Compounding the silliness, he complains that Best of the Web, the Journal’s daily blog equivalent but not the voice of its editorial board, neglected today to mention NR’s challenge, doubtless one of the key events in the blogosphere.
Has the WSJ’s editorial page been silent about the immigration controversy, the way that the Left is silent about, say, long-range strategy in the conflict with Islamofascism? Well, there’s this and this and this and this, plus others for which non-subscriber links aren’t available. And last weekend’s Journal Editorial Report on Fox News featured a debate on the topic pitting two WSJ editorialists against National Review columnist Byron York. And tomorrow morning the WSJ’s Stephen Moore will face off against ueber-restrictionist Mark Krikorian. This adds up to “refusal to debate first principles”?

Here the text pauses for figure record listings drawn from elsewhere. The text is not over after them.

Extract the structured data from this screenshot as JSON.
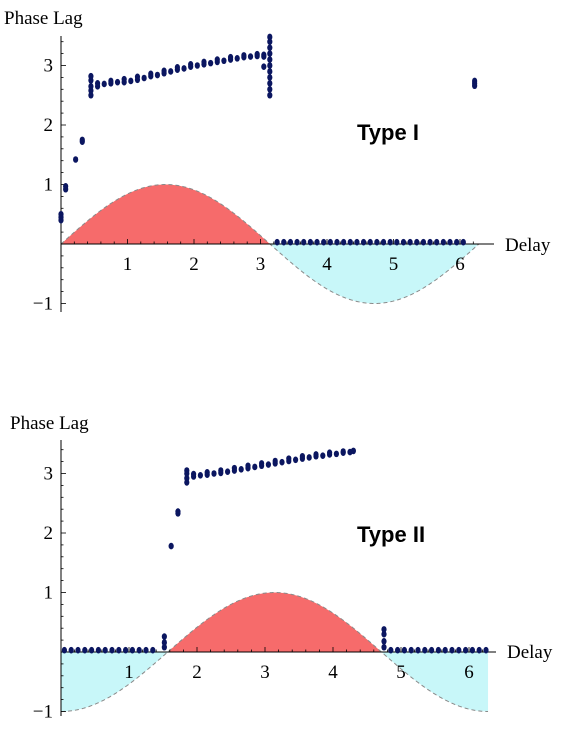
{
  "chart_data": [
    {
      "type": "scatter",
      "panel_label": "Type I",
      "ylabel": "Phase Lag",
      "xlabel": "Delay",
      "xlim": [
        0,
        6.28
      ],
      "ylim": [
        -1,
        3.5
      ],
      "xticks": [
        "1",
        "2",
        "3",
        "4",
        "5",
        "6"
      ],
      "xtick_values": [
        1,
        2,
        3,
        4,
        5,
        6
      ],
      "yticks": [
        "−1",
        "1",
        "2",
        "3"
      ],
      "ytick_values": [
        -1,
        1,
        2,
        3
      ],
      "background_curve": {
        "function": "sin(x)",
        "positive_color": "#f66b6b",
        "negative_color": "#c8f7f9"
      },
      "points": [
        {
          "x": 0.0,
          "y": 0.4
        },
        {
          "x": 0.0,
          "y": 0.45
        },
        {
          "x": 0.0,
          "y": 0.5
        },
        {
          "x": 0.07,
          "y": 0.92
        },
        {
          "x": 0.07,
          "y": 0.97
        },
        {
          "x": 0.22,
          "y": 1.42
        },
        {
          "x": 0.32,
          "y": 1.75
        },
        {
          "x": 0.32,
          "y": 1.72
        },
        {
          "x": 0.45,
          "y": 2.5
        },
        {
          "x": 0.45,
          "y": 2.58
        },
        {
          "x": 0.45,
          "y": 2.65
        },
        {
          "x": 0.45,
          "y": 2.75
        },
        {
          "x": 0.45,
          "y": 2.82
        },
        {
          "x": 0.55,
          "y": 2.65
        },
        {
          "x": 0.55,
          "y": 2.7
        },
        {
          "x": 0.65,
          "y": 2.69
        },
        {
          "x": 0.75,
          "y": 2.7
        },
        {
          "x": 0.75,
          "y": 2.74
        },
        {
          "x": 0.85,
          "y": 2.72
        },
        {
          "x": 0.95,
          "y": 2.72
        },
        {
          "x": 0.95,
          "y": 2.77
        },
        {
          "x": 1.05,
          "y": 2.74
        },
        {
          "x": 1.15,
          "y": 2.76
        },
        {
          "x": 1.15,
          "y": 2.81
        },
        {
          "x": 1.25,
          "y": 2.79
        },
        {
          "x": 1.35,
          "y": 2.82
        },
        {
          "x": 1.35,
          "y": 2.86
        },
        {
          "x": 1.45,
          "y": 2.84
        },
        {
          "x": 1.55,
          "y": 2.87
        },
        {
          "x": 1.55,
          "y": 2.91
        },
        {
          "x": 1.65,
          "y": 2.9
        },
        {
          "x": 1.75,
          "y": 2.93
        },
        {
          "x": 1.75,
          "y": 2.97
        },
        {
          "x": 1.85,
          "y": 2.95
        },
        {
          "x": 1.95,
          "y": 2.98
        },
        {
          "x": 1.95,
          "y": 3.02
        },
        {
          "x": 2.05,
          "y": 3.0
        },
        {
          "x": 2.15,
          "y": 3.02
        },
        {
          "x": 2.15,
          "y": 3.06
        },
        {
          "x": 2.25,
          "y": 3.04
        },
        {
          "x": 2.35,
          "y": 3.06
        },
        {
          "x": 2.35,
          "y": 3.1
        },
        {
          "x": 2.45,
          "y": 3.08
        },
        {
          "x": 2.55,
          "y": 3.1
        },
        {
          "x": 2.55,
          "y": 3.14
        },
        {
          "x": 2.65,
          "y": 3.12
        },
        {
          "x": 2.75,
          "y": 3.14
        },
        {
          "x": 2.75,
          "y": 3.17
        },
        {
          "x": 2.85,
          "y": 3.15
        },
        {
          "x": 2.95,
          "y": 3.16
        },
        {
          "x": 2.95,
          "y": 3.19
        },
        {
          "x": 3.05,
          "y": 3.18
        },
        {
          "x": 3.05,
          "y": 3.15
        },
        {
          "x": 3.05,
          "y": 2.98
        },
        {
          "x": 3.14,
          "y": 2.5
        },
        {
          "x": 3.14,
          "y": 2.6
        },
        {
          "x": 3.14,
          "y": 2.7
        },
        {
          "x": 3.14,
          "y": 2.8
        },
        {
          "x": 3.14,
          "y": 2.9
        },
        {
          "x": 3.14,
          "y": 3.0
        },
        {
          "x": 3.14,
          "y": 3.1
        },
        {
          "x": 3.14,
          "y": 3.2
        },
        {
          "x": 3.14,
          "y": 3.3
        },
        {
          "x": 3.14,
          "y": 3.4
        },
        {
          "x": 3.14,
          "y": 3.48
        },
        {
          "x": 3.25,
          "y": 0.03
        },
        {
          "x": 3.35,
          "y": 0.03
        },
        {
          "x": 3.45,
          "y": 0.03
        },
        {
          "x": 3.55,
          "y": 0.03
        },
        {
          "x": 3.65,
          "y": 0.03
        },
        {
          "x": 3.75,
          "y": 0.03
        },
        {
          "x": 3.85,
          "y": 0.03
        },
        {
          "x": 3.95,
          "y": 0.03
        },
        {
          "x": 4.05,
          "y": 0.03
        },
        {
          "x": 4.15,
          "y": 0.03
        },
        {
          "x": 4.25,
          "y": 0.03
        },
        {
          "x": 4.35,
          "y": 0.03
        },
        {
          "x": 4.45,
          "y": 0.03
        },
        {
          "x": 4.55,
          "y": 0.03
        },
        {
          "x": 4.65,
          "y": 0.03
        },
        {
          "x": 4.75,
          "y": 0.03
        },
        {
          "x": 4.85,
          "y": 0.03
        },
        {
          "x": 4.95,
          "y": 0.03
        },
        {
          "x": 5.05,
          "y": 0.03
        },
        {
          "x": 5.15,
          "y": 0.03
        },
        {
          "x": 5.25,
          "y": 0.03
        },
        {
          "x": 5.35,
          "y": 0.03
        },
        {
          "x": 5.45,
          "y": 0.03
        },
        {
          "x": 5.55,
          "y": 0.03
        },
        {
          "x": 5.65,
          "y": 0.03
        },
        {
          "x": 5.75,
          "y": 0.03
        },
        {
          "x": 5.85,
          "y": 0.03
        },
        {
          "x": 5.95,
          "y": 0.03
        },
        {
          "x": 6.05,
          "y": 0.03
        },
        {
          "x": 6.22,
          "y": 2.66
        },
        {
          "x": 6.22,
          "y": 2.7
        },
        {
          "x": 6.22,
          "y": 2.74
        }
      ]
    },
    {
      "type": "scatter",
      "panel_label": "Type II",
      "ylabel": "Phase Lag",
      "xlabel": "Delay",
      "xlim": [
        0,
        6.28
      ],
      "ylim": [
        -1,
        3.5
      ],
      "xticks": [
        "1",
        "2",
        "3",
        "4",
        "5",
        "6"
      ],
      "xtick_values": [
        1,
        2,
        3,
        4,
        5,
        6
      ],
      "yticks": [
        "−1",
        "1",
        "2",
        "3"
      ],
      "ytick_values": [
        -1,
        1,
        2,
        3
      ],
      "background_curve": {
        "function": "-cos(x)",
        "positive_color": "#f66b6b",
        "negative_color": "#c8f7f9"
      },
      "points": [
        {
          "x": 0.05,
          "y": 0.03
        },
        {
          "x": 0.15,
          "y": 0.03
        },
        {
          "x": 0.25,
          "y": 0.03
        },
        {
          "x": 0.35,
          "y": 0.03
        },
        {
          "x": 0.45,
          "y": 0.03
        },
        {
          "x": 0.55,
          "y": 0.03
        },
        {
          "x": 0.65,
          "y": 0.03
        },
        {
          "x": 0.75,
          "y": 0.03
        },
        {
          "x": 0.85,
          "y": 0.03
        },
        {
          "x": 0.95,
          "y": 0.03
        },
        {
          "x": 1.05,
          "y": 0.03
        },
        {
          "x": 1.15,
          "y": 0.03
        },
        {
          "x": 1.25,
          "y": 0.03
        },
        {
          "x": 1.35,
          "y": 0.03
        },
        {
          "x": 1.52,
          "y": 0.08
        },
        {
          "x": 1.52,
          "y": 0.16
        },
        {
          "x": 1.52,
          "y": 0.26
        },
        {
          "x": 1.62,
          "y": 1.78
        },
        {
          "x": 1.72,
          "y": 2.33
        },
        {
          "x": 1.72,
          "y": 2.36
        },
        {
          "x": 1.85,
          "y": 2.85
        },
        {
          "x": 1.85,
          "y": 2.92
        },
        {
          "x": 1.85,
          "y": 3.0
        },
        {
          "x": 1.85,
          "y": 3.05
        },
        {
          "x": 1.95,
          "y": 2.95
        },
        {
          "x": 1.95,
          "y": 2.99
        },
        {
          "x": 2.05,
          "y": 2.97
        },
        {
          "x": 2.15,
          "y": 2.98
        },
        {
          "x": 2.15,
          "y": 3.02
        },
        {
          "x": 2.25,
          "y": 3.0
        },
        {
          "x": 2.35,
          "y": 3.01
        },
        {
          "x": 2.35,
          "y": 3.05
        },
        {
          "x": 2.45,
          "y": 3.03
        },
        {
          "x": 2.55,
          "y": 3.05
        },
        {
          "x": 2.55,
          "y": 3.09
        },
        {
          "x": 2.65,
          "y": 3.07
        },
        {
          "x": 2.75,
          "y": 3.09
        },
        {
          "x": 2.75,
          "y": 3.13
        },
        {
          "x": 2.85,
          "y": 3.11
        },
        {
          "x": 2.95,
          "y": 3.13
        },
        {
          "x": 2.95,
          "y": 3.17
        },
        {
          "x": 3.05,
          "y": 3.15
        },
        {
          "x": 3.15,
          "y": 3.17
        },
        {
          "x": 3.15,
          "y": 3.21
        },
        {
          "x": 3.25,
          "y": 3.19
        },
        {
          "x": 3.35,
          "y": 3.21
        },
        {
          "x": 3.35,
          "y": 3.25
        },
        {
          "x": 3.45,
          "y": 3.23
        },
        {
          "x": 3.55,
          "y": 3.25
        },
        {
          "x": 3.55,
          "y": 3.29
        },
        {
          "x": 3.65,
          "y": 3.27
        },
        {
          "x": 3.75,
          "y": 3.29
        },
        {
          "x": 3.75,
          "y": 3.32
        },
        {
          "x": 3.85,
          "y": 3.3
        },
        {
          "x": 3.95,
          "y": 3.32
        },
        {
          "x": 3.95,
          "y": 3.35
        },
        {
          "x": 4.05,
          "y": 3.33
        },
        {
          "x": 4.15,
          "y": 3.35
        },
        {
          "x": 4.15,
          "y": 3.37
        },
        {
          "x": 4.25,
          "y": 3.36
        },
        {
          "x": 4.3,
          "y": 3.38
        },
        {
          "x": 4.75,
          "y": 0.08
        },
        {
          "x": 4.75,
          "y": 0.18
        },
        {
          "x": 4.75,
          "y": 0.3
        },
        {
          "x": 4.75,
          "y": 0.38
        },
        {
          "x": 4.85,
          "y": 0.03
        },
        {
          "x": 4.95,
          "y": 0.03
        },
        {
          "x": 5.05,
          "y": 0.03
        },
        {
          "x": 5.15,
          "y": 0.03
        },
        {
          "x": 5.25,
          "y": 0.03
        },
        {
          "x": 5.35,
          "y": 0.03
        },
        {
          "x": 5.45,
          "y": 0.03
        },
        {
          "x": 5.55,
          "y": 0.03
        },
        {
          "x": 5.65,
          "y": 0.03
        },
        {
          "x": 5.75,
          "y": 0.03
        },
        {
          "x": 5.85,
          "y": 0.03
        },
        {
          "x": 5.95,
          "y": 0.03
        },
        {
          "x": 6.05,
          "y": 0.03
        },
        {
          "x": 6.15,
          "y": 0.03
        },
        {
          "x": 6.25,
          "y": 0.03
        }
      ]
    }
  ],
  "colors": {
    "point": "#0b1660",
    "positive_fill": "#f66b6b",
    "negative_fill": "#c8f7f9",
    "curve_stroke": "#8a8a8a",
    "axis": "#000000"
  }
}
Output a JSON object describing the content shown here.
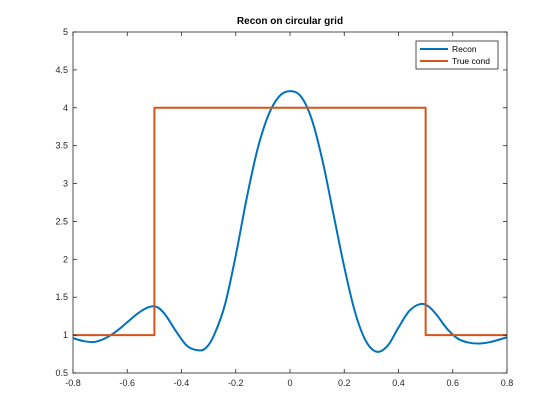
{
  "chart_data": {
    "type": "line",
    "title": "Recon on circular grid",
    "xlabel": "",
    "ylabel": "",
    "xlim": [
      -0.8,
      0.8
    ],
    "ylim": [
      0.5,
      5
    ],
    "xticks": [
      -0.8,
      -0.6,
      -0.4,
      -0.2,
      0,
      0.2,
      0.4,
      0.6,
      0.8
    ],
    "xtick_labels": [
      "-0.8",
      "-0.6",
      "-0.4",
      "-0.2",
      "0",
      "0.2",
      "0.4",
      "0.6",
      "0.8"
    ],
    "yticks": [
      0.5,
      1,
      1.5,
      2,
      2.5,
      3,
      3.5,
      4,
      4.5,
      5
    ],
    "ytick_labels": [
      "0.5",
      "1",
      "1.5",
      "2",
      "2.5",
      "3",
      "3.5",
      "4",
      "4.5",
      "5"
    ],
    "grid": false,
    "legend_position": "top-right",
    "series": [
      {
        "name": "Recon",
        "color": "#0072BD",
        "x": [
          -0.8,
          -0.76,
          -0.72,
          -0.68,
          -0.64,
          -0.6,
          -0.56,
          -0.52,
          -0.49,
          -0.46,
          -0.42,
          -0.38,
          -0.34,
          -0.31,
          -0.28,
          -0.24,
          -0.2,
          -0.16,
          -0.12,
          -0.08,
          -0.04,
          0,
          0.04,
          0.08,
          0.12,
          0.16,
          0.2,
          0.24,
          0.28,
          0.32,
          0.36,
          0.4,
          0.44,
          0.48,
          0.51,
          0.54,
          0.58,
          0.62,
          0.66,
          0.7,
          0.74,
          0.78,
          0.8
        ],
        "y": [
          0.96,
          0.92,
          0.91,
          0.96,
          1.05,
          1.17,
          1.29,
          1.37,
          1.37,
          1.27,
          1.05,
          0.86,
          0.8,
          0.83,
          1.0,
          1.4,
          2.05,
          2.8,
          3.45,
          3.9,
          4.15,
          4.22,
          4.15,
          3.85,
          3.3,
          2.6,
          1.9,
          1.3,
          0.92,
          0.78,
          0.86,
          1.1,
          1.32,
          1.41,
          1.38,
          1.27,
          1.08,
          0.95,
          0.9,
          0.89,
          0.91,
          0.95,
          0.97
        ]
      },
      {
        "name": "True cond",
        "color": "#D95319",
        "x": [
          -0.8,
          -0.5,
          -0.5,
          0.5,
          0.5,
          0.8
        ],
        "y": [
          1,
          1,
          4,
          4,
          1,
          1
        ]
      }
    ]
  }
}
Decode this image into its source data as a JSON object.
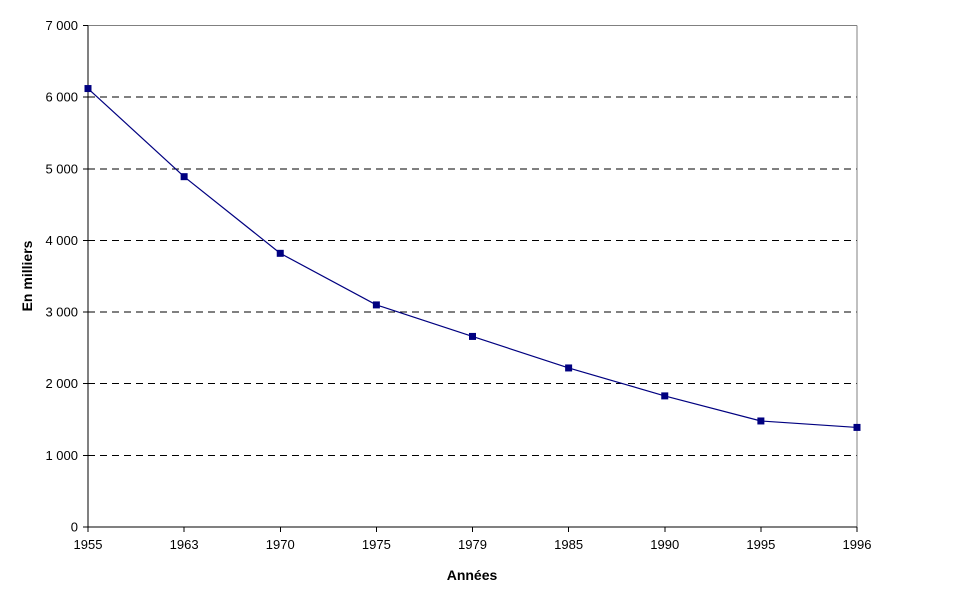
{
  "chart_data": {
    "type": "line",
    "title": "",
    "xlabel": "Années",
    "ylabel": "En milliers",
    "categories": [
      "1955",
      "1963",
      "1970",
      "1975",
      "1979",
      "1985",
      "1990",
      "1995",
      "1996"
    ],
    "series": [
      {
        "name": "",
        "values": [
          6120,
          4890,
          3820,
          3100,
          2660,
          2220,
          1830,
          1480,
          1390
        ]
      }
    ],
    "ylim": [
      0,
      7000
    ],
    "ytick_step": 1000,
    "ytick_labels": [
      "0",
      "1 000",
      "2 000",
      "3 000",
      "4 000",
      "5 000",
      "6 000",
      "7 000"
    ],
    "grid": "horizontal-dashed",
    "legend_position": "none",
    "marker": "square",
    "marker_size": 7,
    "colors": {
      "series": "#000080",
      "gridline": "#000000",
      "axis": "#000000",
      "plot_border": "#808080",
      "text": "#000000",
      "background": "#ffffff"
    }
  }
}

Actually, the specific debate that NR wants isn’t about “first principles” but a particular piece of legislation, one that the Journal has itself criticized. Maybe a face-off between these two wings of conservative journalism on the merits of that link of sausage would be watchable TV, but I don’t think its absence will be evidence of intellectual stagnation on the Right.
(Update, 6/4/07): Best of the Web passes on WSJ editor Paul Gigot’s response to National Review’s challenge, the short version of which is that he tried to get NR writers to appear on Fox News’ Journal Editorial Report, and they declined. Contrary to what I wrote above, based on advance announcements, Byron York wasn’t on the show. He accepted, then backed out, then was asked to reconsider, then said that he was willing but couldn’t because he had a story to work on.
NR’s rejoinder is that debating on the Journal’s show doesn’t count. That would only be “dueling sound bites”. Apparently, there can be no “open, substantive debate” until the television public is treated to a contest conducted in accordance with the Marquis of Lowry’s Rules.
I’ve been reading National Review since the pre-Goldwater era. Never before have its editors been so embarrassingly juvenile. Perhaps this incident is evidence of the debilitating effect of immigration restrictionism on the conservative mind.